Наутро калиф проснулся рано и, дивясь странному сновидению своему, продолжал свой путь по одной из двух тропинок. Три часа шел он дремучим лесом и, наконец, вышел на прекрасный луг, через который лежала дорога к маленькой хижине. Каиб любовался местоположением и, осматривая окрестности, удивлялся природе, как вдруг, оборотясь направо, увидел прекрасную четырнадцатилетнюю девушку. Она с великою прилежностию искала чего-то в траве; прекрасные глаза ее орошены были слезами, — знак, сколь дорого она ценила потерянную вещь. Каиб подошел к пей; она его не примечала; он не спускал с нее глаз: всякая черта, всякое движение, всякий шаг ее воспламеняли в нем кровь. Каиб обладал многими женщинами, он чувствовал иногда сильные желания, но теперь в первый раз узнал, что такое любовь.

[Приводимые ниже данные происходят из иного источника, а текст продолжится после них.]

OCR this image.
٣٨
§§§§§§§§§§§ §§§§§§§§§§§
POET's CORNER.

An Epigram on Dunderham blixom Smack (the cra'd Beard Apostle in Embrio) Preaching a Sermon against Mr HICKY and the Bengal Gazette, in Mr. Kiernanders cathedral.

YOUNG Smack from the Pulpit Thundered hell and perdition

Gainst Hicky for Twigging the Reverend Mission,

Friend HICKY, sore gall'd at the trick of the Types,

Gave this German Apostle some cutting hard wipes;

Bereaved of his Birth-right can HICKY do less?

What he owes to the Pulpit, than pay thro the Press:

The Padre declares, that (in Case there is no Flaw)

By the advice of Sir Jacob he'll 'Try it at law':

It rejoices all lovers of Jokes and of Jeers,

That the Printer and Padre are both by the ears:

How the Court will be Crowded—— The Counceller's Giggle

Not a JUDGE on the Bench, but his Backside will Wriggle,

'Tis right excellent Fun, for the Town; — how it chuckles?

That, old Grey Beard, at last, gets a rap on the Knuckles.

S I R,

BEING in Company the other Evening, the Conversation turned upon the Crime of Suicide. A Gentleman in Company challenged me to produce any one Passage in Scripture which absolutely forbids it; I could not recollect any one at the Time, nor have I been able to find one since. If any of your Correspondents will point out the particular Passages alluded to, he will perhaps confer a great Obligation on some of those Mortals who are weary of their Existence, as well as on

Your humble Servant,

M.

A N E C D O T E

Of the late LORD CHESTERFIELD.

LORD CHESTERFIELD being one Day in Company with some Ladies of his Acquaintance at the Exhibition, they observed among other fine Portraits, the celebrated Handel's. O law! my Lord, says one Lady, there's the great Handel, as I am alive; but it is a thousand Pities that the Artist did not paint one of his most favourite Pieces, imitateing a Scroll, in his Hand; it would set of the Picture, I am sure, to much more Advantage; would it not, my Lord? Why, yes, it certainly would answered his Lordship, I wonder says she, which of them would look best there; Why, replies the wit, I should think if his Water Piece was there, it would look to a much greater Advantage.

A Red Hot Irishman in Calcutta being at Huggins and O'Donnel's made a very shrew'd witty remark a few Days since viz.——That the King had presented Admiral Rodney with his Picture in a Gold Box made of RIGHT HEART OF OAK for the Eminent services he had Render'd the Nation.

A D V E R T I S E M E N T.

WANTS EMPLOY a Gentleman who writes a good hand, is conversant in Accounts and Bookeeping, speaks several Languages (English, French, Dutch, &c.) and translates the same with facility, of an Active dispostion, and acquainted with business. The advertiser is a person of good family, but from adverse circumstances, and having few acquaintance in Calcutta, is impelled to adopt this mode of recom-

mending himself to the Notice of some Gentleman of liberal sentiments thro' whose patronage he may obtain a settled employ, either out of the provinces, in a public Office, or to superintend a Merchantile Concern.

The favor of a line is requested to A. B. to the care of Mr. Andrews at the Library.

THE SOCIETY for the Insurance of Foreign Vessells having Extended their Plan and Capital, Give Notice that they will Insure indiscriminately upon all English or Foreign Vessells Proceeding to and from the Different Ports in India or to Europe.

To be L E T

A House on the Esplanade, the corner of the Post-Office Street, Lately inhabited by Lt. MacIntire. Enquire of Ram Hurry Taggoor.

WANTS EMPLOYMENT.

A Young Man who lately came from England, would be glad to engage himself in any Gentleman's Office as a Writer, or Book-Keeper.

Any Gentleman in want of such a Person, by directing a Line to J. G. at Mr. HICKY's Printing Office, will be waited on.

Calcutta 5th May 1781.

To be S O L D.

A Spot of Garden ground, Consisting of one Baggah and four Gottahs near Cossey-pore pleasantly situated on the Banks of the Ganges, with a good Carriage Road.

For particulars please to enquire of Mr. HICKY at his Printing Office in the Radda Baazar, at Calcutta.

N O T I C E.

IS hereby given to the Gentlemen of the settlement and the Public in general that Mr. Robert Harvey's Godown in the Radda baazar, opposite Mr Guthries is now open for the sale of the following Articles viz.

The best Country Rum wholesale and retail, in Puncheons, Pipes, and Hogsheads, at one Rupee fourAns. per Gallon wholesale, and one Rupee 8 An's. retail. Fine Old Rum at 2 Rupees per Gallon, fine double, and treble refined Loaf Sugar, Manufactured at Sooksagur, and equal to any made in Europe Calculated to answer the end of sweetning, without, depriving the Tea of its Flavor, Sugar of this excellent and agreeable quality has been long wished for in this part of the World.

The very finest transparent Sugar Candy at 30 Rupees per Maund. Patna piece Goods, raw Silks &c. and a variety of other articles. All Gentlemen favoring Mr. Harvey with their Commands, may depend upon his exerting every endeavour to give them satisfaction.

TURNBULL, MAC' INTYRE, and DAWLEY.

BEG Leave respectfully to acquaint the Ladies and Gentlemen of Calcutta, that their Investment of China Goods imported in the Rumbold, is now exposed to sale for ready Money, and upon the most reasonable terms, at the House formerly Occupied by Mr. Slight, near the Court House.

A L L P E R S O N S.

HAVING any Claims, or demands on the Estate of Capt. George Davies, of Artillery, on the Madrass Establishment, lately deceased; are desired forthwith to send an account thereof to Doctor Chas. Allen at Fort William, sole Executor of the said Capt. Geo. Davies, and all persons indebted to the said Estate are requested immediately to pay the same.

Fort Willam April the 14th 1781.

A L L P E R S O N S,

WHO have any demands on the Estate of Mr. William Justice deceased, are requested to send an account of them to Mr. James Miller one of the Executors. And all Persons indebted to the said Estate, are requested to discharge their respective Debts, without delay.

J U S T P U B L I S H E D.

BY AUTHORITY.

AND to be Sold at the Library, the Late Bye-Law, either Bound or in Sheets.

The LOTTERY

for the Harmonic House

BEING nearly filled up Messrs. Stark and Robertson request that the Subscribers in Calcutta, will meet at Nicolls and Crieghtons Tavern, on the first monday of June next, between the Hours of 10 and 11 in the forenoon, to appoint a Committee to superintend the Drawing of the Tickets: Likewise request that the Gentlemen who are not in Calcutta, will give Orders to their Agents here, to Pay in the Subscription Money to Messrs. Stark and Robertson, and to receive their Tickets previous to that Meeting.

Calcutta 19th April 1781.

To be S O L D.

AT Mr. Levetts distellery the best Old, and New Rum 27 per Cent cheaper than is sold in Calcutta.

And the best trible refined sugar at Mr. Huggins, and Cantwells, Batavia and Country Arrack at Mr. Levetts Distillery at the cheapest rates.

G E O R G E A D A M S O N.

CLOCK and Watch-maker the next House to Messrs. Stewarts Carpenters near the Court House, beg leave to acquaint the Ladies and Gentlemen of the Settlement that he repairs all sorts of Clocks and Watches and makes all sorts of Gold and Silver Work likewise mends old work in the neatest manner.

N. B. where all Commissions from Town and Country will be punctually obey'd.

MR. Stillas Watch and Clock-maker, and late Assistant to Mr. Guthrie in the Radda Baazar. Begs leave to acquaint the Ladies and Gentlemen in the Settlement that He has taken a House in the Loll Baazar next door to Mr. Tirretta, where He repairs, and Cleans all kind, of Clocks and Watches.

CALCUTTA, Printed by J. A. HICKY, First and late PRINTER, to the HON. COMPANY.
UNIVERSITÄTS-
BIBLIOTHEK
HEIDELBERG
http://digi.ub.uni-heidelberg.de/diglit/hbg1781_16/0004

«Иностранец, — сказала ему красавица, увидя его, — не находил ли ты здесь портрета? Ах! если он у тебя, так возврати Роксане то, что ей дороже жизни». — «Нет, прекрасная Роксана, — отвечал калиф, — судьба не хотела наградить меня счастием быть тебе полезным…» — Калиф бы далее продолжил свои учтивости, но прекрасная его незнакомка, не выслушав и сих, отошла от него искать портрета. Калиф, не говоря ни слова более, сам стал шарить в траве. Надобно было посмотреть тогда величайшего калифа, который, почти ползая, искал в траве, может быть, какой-нибудь игрушки, чтобы угодить четырнадцатилетнему ребенку. Он был так счастлив, что в минуту нашел потерю. «Роксана! Роксана! портрет!» — кричал он, показывая ей издали портрет.

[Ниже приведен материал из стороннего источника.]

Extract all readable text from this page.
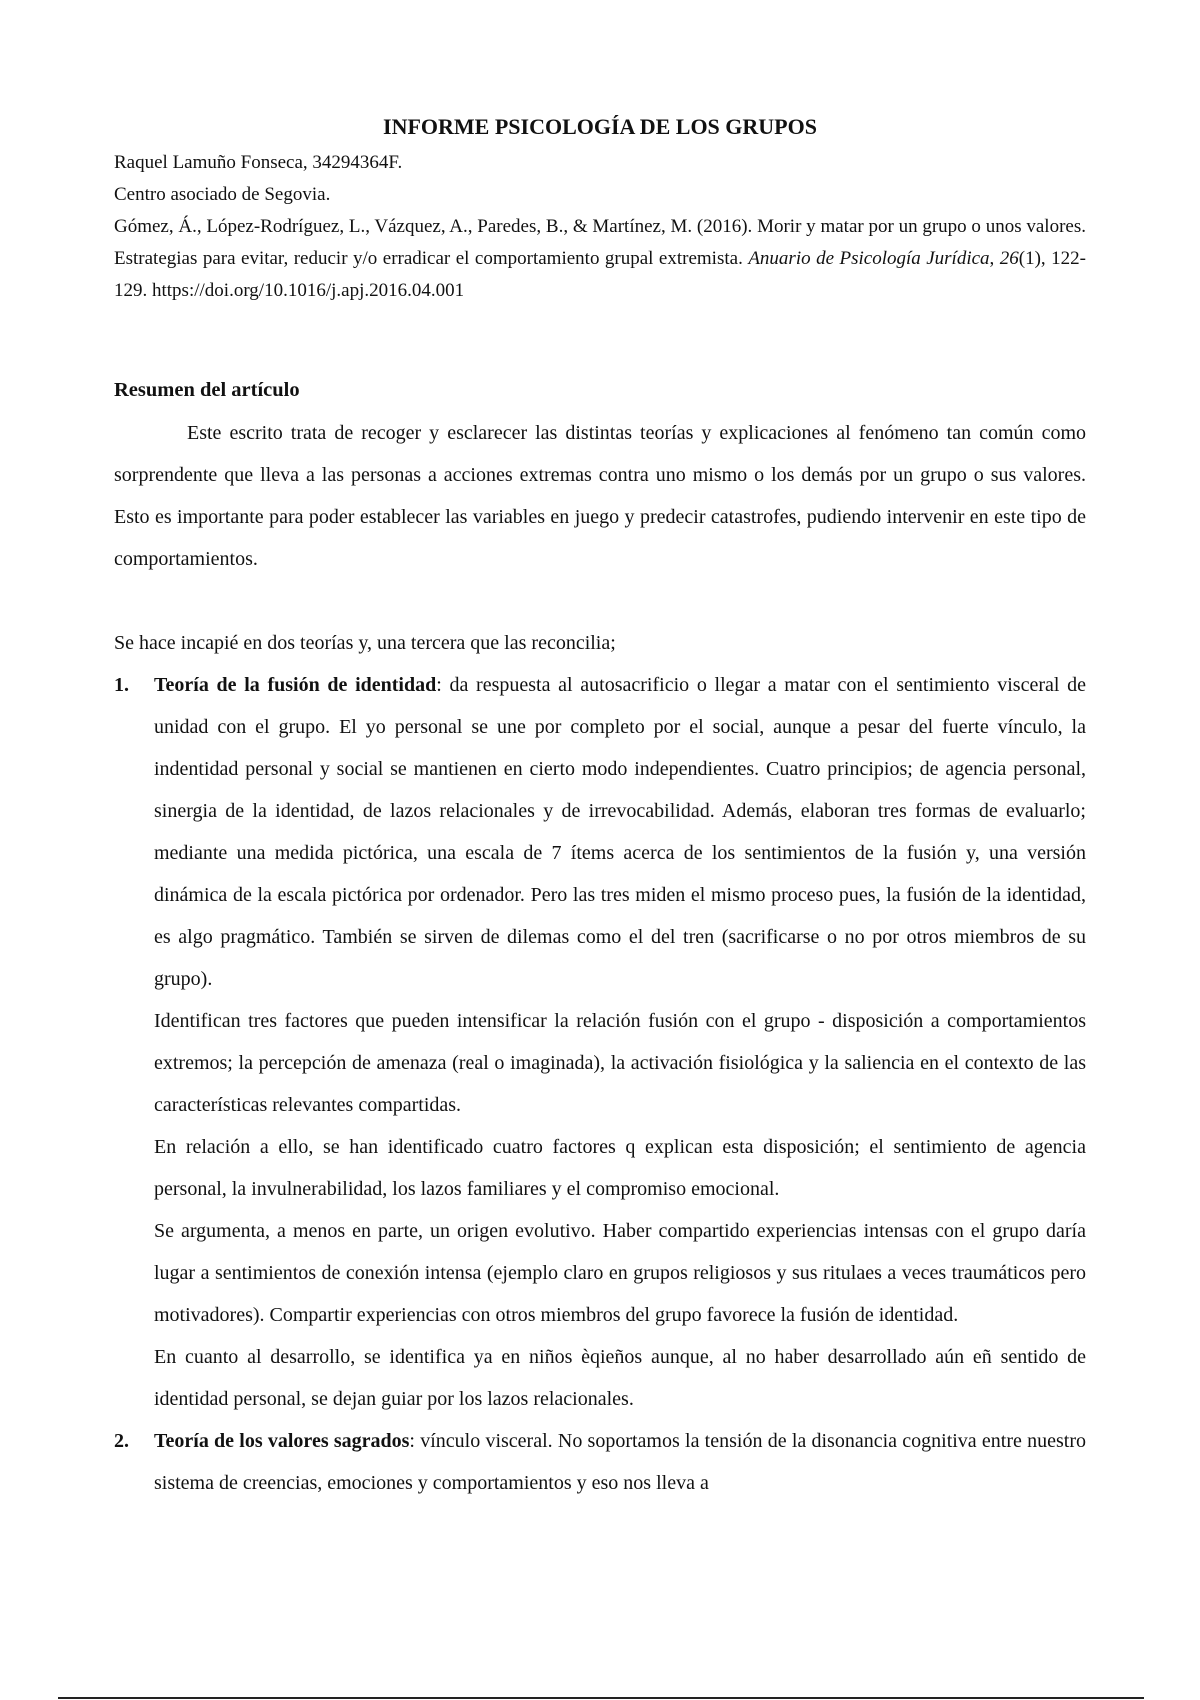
INFORME PSICOLOGÍA DE LOS GRUPOS

Raquel Lamuño Fonseca, 34294364F.

Centro asociado de Segovia.

Gómez, Á., López-Rodríguez, L., Vázquez, A., Paredes, B., & Martínez, M. (2016). Morir y matar por un grupo o unos valores. Estrategias para evitar, reducir y/o erradicar el comportamiento grupal extremista. Anuario de Psicología Jurídica, 26(1), 122-129. https://doi.org/10.1016/j.apj.2016.04.001

Resumen del artículo

Este escrito trata de recoger y esclarecer las distintas teorías y explicaciones al fenómeno tan común como sorprendente que lleva a las personas a acciones extremas contra uno mismo o los demás por un grupo o sus valores. Esto es importante para poder establecer las variables en juego y predecir catastrofes, pudiendo intervenir en este tipo de comportamientos.

Se hace incapié en dos teorías y, una tercera que las reconcilia;

1. Teoría de la fusión de identidad: da respuesta al autosacrificio o llegar a matar con el sentimiento visceral de unidad con el grupo. El yo personal se une por completo por el social, aunque a pesar del fuerte vínculo, la indentidad personal y social se mantienen en cierto modo independientes. Cuatro principios; de agencia personal, sinergia de la identidad, de lazos relacionales y de irrevocabilidad. Además, elaboran tres formas de evaluarlo; mediante una medida pictórica, una escala de 7 ítems acerca de los sentimientos de la fusión y, una versión dinámica de la escala pictórica por ordenador. Pero las tres miden el mismo proceso pues, la fusión de la identidad, es algo pragmático. También se sirven de dilemas como el del tren (sacrificarse o no por otros miembros de su grupo).

Identifican tres factores que pueden intensificar la relación fusión con el grupo - disposición a comportamientos extremos; la percepción de amenaza (real o imaginada), la activación fisiológica y la saliencia en el contexto de las características relevantes compartidas.

En relación a ello, se han identificado cuatro factores q explican esta disposición; el sentimiento de agencia personal, la invulnerabilidad, los lazos familiares y el compromiso emocional.

Se argumenta, a menos en parte, un origen evolutivo. Haber compartido experiencias intensas con el grupo daría lugar a sentimientos de conexión intensa (ejemplo claro en grupos religiosos y sus ritulaes a veces traumáticos pero motivadores). Compartir experiencias con otros miembros del grupo favorece la fusión de identidad.

En cuanto al desarrollo, se identifica ya en niños èqieños aunque, al no haber desarrollado aún eñ sentido de identidad personal, se dejan guiar por los lazos relacionales.

2. Teoría de los valores sagrados: vínculo visceral. No soportamos la tensión de la disonancia cognitiva entre nuestro sistema de creencias, emociones y comportamientos y eso nos lleva a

Она уже была от него далеко, как, услыша сей голос, бросилась к нему из всей силы. Радость, торопливость и нетерпение сделали то, что она запуталась в траве и упала бы, если б не поддержал ее Каиб. Какое приятное бремя чувствовал он, когда грудь Роксаны коснулась его груди! Какой жар разлился по всем его жилам, когда невинная Роксана, удерживаясь от падения, обхватила его своими руками, а он, своими поддерживая легкий и тонкий стан ее, чувствовал сильный трепет ее сердца. «Возьми, прекрасная Роксана, сей портрет, — говорил ей Каиб, — и вспоминай иногда сей день, который возвратил тебе драгоценную потерю, а меня навсегда лишил вольности». Роксана ничего не говорила, но прелестный румянец, украсивший ее лицо, изъяснял более, нежели бы она могла сказать. «Незнакомец, — сказала она Каибу, — посети нашу хижину и дозволь, чтоб я отцу моему показала того, кто возвратил мне потерянный мною портрет моей матери».

Они вошли в дом, и Каиб увидел почтенного старца, читающего книгу. Роксана рассказала ему приключение, и старик не знал, как отблагодарить Каиба. Его просили остаться у них на день, — можно догадаться, что он не отказал; этого мало: чтобы пробыть долее, он притворился больным и имел удовольствие видеть, сколь Роксана о нем сожалела и как старалась оказывать ему угождения… Может ли любовь долго скрываться? Оба они узнали, что они любимы взаимно; старик усмотрел их страсть: множество на этот случай насказал он прекрасных нравоучений, но чувствовал, сколь они бесплодны; и сам Каиб, который с восхищением видал, как прекрасная Роксана чувствительна была ко нравоучениям и как нежное сердце ее уважало добродетель, — сам Каиб не хотел бы, чтобы теперь слушала она нравоучения противу любви. Старик, любя дочь свою и пленясь добросердечием, скромностию в благоразумием Каиба, решился отговорить его от охоты к странствию и умножить его семейство.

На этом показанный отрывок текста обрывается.